Os levantamentos de informação realizados em vários pontos do território apontam para “uma diminuição abrupta da demografia", referiu ao PÚBLICO o arqueólogo António Monge Soares. Esta decorre precisamente num contexto em que os grandes povoamentos no Alentejo Central e Baixo Alentejo “são abandonados” e as comunidades que neles residiam retornam aos campos.

O arqueológo Miguel Serra, que há vários anos dirige as escavações no Outeiro do Circo - o maior povoado conhecido no sul do país, com uma área de 16 quilómetros quadrados - defende que o “retorno” ao campo das populações residentes nos grandes aglomerados é resultado de um colapso político que surgiu na viragem para a Idade do Ferro, quando “o mundo do Bronze Final parecia caminhar para a emergência de um sistema urbano em algumas regiões”. Serra refere que o fim deste mundo terá acontecido depois de ter atingido o seu apogeu, “através da estruturação, organização, hierarquização e consolidação de um modelo de povoamento, que desapareceu durante o 1º quartel do I milénio a. C devido ao impacto provocado pela presença e influência fenícia”, que tinham estabelecido feitorias na costa hoje alentejana.

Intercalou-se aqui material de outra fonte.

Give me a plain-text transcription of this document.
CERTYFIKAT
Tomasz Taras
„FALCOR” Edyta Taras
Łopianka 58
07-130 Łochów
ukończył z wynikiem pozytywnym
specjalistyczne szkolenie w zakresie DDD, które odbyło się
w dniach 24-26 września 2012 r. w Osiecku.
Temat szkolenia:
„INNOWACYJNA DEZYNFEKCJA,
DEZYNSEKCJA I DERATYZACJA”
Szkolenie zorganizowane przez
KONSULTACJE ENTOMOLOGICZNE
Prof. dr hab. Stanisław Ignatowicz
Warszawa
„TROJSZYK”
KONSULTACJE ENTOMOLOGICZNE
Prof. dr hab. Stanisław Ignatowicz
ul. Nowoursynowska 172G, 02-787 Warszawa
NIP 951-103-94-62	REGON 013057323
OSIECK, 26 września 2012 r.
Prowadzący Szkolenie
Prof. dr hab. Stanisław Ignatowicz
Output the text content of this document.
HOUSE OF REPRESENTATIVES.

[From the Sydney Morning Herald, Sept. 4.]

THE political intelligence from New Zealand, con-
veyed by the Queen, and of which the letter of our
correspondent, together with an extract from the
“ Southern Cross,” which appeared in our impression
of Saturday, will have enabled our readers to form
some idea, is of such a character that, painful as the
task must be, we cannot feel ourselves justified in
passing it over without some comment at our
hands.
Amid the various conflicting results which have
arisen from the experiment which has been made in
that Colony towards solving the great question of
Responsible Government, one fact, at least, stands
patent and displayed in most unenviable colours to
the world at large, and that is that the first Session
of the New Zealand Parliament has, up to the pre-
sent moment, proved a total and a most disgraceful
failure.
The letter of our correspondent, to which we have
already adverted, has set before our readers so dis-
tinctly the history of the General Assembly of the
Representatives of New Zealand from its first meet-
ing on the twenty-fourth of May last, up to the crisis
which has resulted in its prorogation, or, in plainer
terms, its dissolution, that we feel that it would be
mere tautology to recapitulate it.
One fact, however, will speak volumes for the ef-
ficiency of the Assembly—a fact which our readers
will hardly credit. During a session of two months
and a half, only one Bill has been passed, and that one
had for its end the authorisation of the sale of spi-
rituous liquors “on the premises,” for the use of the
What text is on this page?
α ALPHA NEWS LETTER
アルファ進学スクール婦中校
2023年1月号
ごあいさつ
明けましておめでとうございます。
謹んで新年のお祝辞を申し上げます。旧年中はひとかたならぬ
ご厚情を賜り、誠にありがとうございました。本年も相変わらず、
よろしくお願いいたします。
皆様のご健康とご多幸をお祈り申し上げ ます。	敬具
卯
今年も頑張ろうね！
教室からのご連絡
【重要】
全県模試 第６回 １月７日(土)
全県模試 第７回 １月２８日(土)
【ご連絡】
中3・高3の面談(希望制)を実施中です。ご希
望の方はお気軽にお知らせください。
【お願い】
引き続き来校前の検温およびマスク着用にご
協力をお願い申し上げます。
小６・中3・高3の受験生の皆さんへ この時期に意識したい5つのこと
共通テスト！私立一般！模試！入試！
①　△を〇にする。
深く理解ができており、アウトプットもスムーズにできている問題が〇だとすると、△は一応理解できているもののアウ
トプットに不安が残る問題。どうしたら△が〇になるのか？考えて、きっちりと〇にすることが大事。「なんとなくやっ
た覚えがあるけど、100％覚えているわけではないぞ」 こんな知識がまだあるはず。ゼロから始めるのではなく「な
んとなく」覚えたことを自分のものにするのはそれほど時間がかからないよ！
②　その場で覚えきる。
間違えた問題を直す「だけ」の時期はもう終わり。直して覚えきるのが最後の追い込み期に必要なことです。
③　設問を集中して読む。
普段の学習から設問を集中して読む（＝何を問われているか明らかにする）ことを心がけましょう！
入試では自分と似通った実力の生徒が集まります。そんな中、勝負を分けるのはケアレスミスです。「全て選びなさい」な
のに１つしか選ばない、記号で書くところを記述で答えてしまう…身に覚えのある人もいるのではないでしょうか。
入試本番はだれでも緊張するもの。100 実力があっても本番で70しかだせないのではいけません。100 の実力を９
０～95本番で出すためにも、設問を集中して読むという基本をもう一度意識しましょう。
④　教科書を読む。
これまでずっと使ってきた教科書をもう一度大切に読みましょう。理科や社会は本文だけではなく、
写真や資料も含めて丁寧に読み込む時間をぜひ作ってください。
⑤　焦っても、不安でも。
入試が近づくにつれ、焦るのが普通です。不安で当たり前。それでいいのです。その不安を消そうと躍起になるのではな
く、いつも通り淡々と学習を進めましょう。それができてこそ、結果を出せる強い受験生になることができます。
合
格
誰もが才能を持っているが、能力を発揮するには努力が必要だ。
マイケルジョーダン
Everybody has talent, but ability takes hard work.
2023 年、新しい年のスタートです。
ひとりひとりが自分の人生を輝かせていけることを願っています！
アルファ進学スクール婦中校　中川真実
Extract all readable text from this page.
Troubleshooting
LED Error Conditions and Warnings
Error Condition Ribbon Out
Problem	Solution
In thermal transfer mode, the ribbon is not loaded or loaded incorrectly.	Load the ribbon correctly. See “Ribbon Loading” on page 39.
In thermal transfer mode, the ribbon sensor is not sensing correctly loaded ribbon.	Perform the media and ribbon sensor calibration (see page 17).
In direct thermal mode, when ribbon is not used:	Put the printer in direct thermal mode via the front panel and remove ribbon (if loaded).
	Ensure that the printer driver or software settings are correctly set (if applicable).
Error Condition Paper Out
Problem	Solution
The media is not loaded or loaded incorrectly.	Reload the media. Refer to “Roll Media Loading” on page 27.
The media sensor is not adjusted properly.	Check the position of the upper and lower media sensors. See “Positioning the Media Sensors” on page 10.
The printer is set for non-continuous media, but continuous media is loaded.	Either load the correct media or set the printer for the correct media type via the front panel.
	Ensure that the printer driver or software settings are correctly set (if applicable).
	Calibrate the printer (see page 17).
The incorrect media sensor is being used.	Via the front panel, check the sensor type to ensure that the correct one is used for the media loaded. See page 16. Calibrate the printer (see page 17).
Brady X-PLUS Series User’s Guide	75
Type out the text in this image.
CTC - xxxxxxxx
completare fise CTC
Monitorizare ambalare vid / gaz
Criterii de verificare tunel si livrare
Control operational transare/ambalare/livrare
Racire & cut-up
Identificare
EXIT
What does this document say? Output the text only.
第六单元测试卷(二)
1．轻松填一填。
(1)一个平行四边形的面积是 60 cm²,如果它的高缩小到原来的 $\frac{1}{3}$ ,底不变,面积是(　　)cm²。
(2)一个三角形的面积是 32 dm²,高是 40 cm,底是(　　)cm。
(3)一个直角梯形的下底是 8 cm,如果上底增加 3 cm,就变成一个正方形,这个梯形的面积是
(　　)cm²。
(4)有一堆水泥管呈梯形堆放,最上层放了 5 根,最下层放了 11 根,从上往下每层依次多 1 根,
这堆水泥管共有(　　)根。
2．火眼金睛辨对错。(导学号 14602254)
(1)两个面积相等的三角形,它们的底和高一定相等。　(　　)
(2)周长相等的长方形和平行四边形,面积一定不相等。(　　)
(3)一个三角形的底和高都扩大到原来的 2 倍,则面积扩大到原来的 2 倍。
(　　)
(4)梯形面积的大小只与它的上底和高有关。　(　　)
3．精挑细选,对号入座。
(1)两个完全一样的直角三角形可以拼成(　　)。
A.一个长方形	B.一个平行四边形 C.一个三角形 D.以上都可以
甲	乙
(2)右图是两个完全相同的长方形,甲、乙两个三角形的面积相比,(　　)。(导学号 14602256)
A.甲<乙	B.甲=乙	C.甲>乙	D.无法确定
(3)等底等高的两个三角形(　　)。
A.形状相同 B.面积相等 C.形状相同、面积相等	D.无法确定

As suas armas de combate cingiam-se a “novas técnicas e materiais de construção, ao controle da metalurgia e das rotas comerciais e à divulgação de outros rituais fúnebres”, descreve o arqueólogo, que há vários anos dirige as investigações no Outeiro do Circo.

Assim, a mudança de paradigma social que terá determinado o regresso ao campo das comunidades do sudoeste peninsular foi sendo consensualmente aceite, até que surge uma nova hipótese, “muito sedutora”, admite Miguel Serra, e que associa a fuga das populações para o campo a um surto de peste bubónica que terá provocado “uma diminuição demográfica abrupta” no sudoeste peninsular.

Uma equipa internacional de pesquisadores liderados por Eske Willerslev, da Universidade de Copenhaga, publicou na revista científica Cell, em Outubro de 2015, um estudo onde se refere que a bactéria causadora da doença já circulava pelo menos há 3 mil anos, em plena Idade do Bronze.

Naquela época, a bactéria era, provavelmente, menos perigosa para os seres humanos mas no início do primeiro milênio a. C., “o agente patogénico tinha-se transformado de uma bactéria relativamente inofensiva num dos germes mais mortais que a humanidade já conheceu”, concluiu o estudo.

Monge Soares adiantou ao PÚBLICO que a evidência de um surto de peste bubónica “não passa de uma hipótese de trabalho” que está em análise e, como tal, carece de confirmação.

O que se sabe de concreto, e que os arqueólogos confirmam, é que houve “uma diminuição abrupta da demografia” precisamente entre o final da Idade do Bronze e a emergência da I Idade do Ferro. Em simultâneo, os grandes povoados da região “desaparecem e nunca mais são procurados”. Por fim, está comprovado o hiato entre o século VIII e VII em que escasseiam a informação e os enterramentos humanos. Até que, recentemente, foi descoberto em Ervidel, uma freguesia do concelho de Aljustrel, uma sepultura colectiva daquele período, com 20 indivíduos inumados, pormenor que contraria o enterramento individual que tinha lugar desde o final do Calcolítico.

“Uma das razões que nos levou a aprofundar as investigações reside precisamente na mudança de ritual, da passagem dos enterramentos individuais para os colectivos”, salienta Monge Soares, frisando que falta conhecer as razões que impuseram esta mudança cultural.

Acontece, que após análises efectuadas aos indivíduos que foram enterrados em Ervidel, confirmou-se que não são naturais da região mas sim do mediterrâneo oriental.

Ainda sem conclusões definitivas, Monge Soares aguarda pelos resultados de mais investigações para conseguir concluir se foi um colapso social ou um surto de peste bubónica que provocou a “fuga” das pessoas para o campo., E assim, explicar cabalmente a origem dos agora tão atraentes “montes”.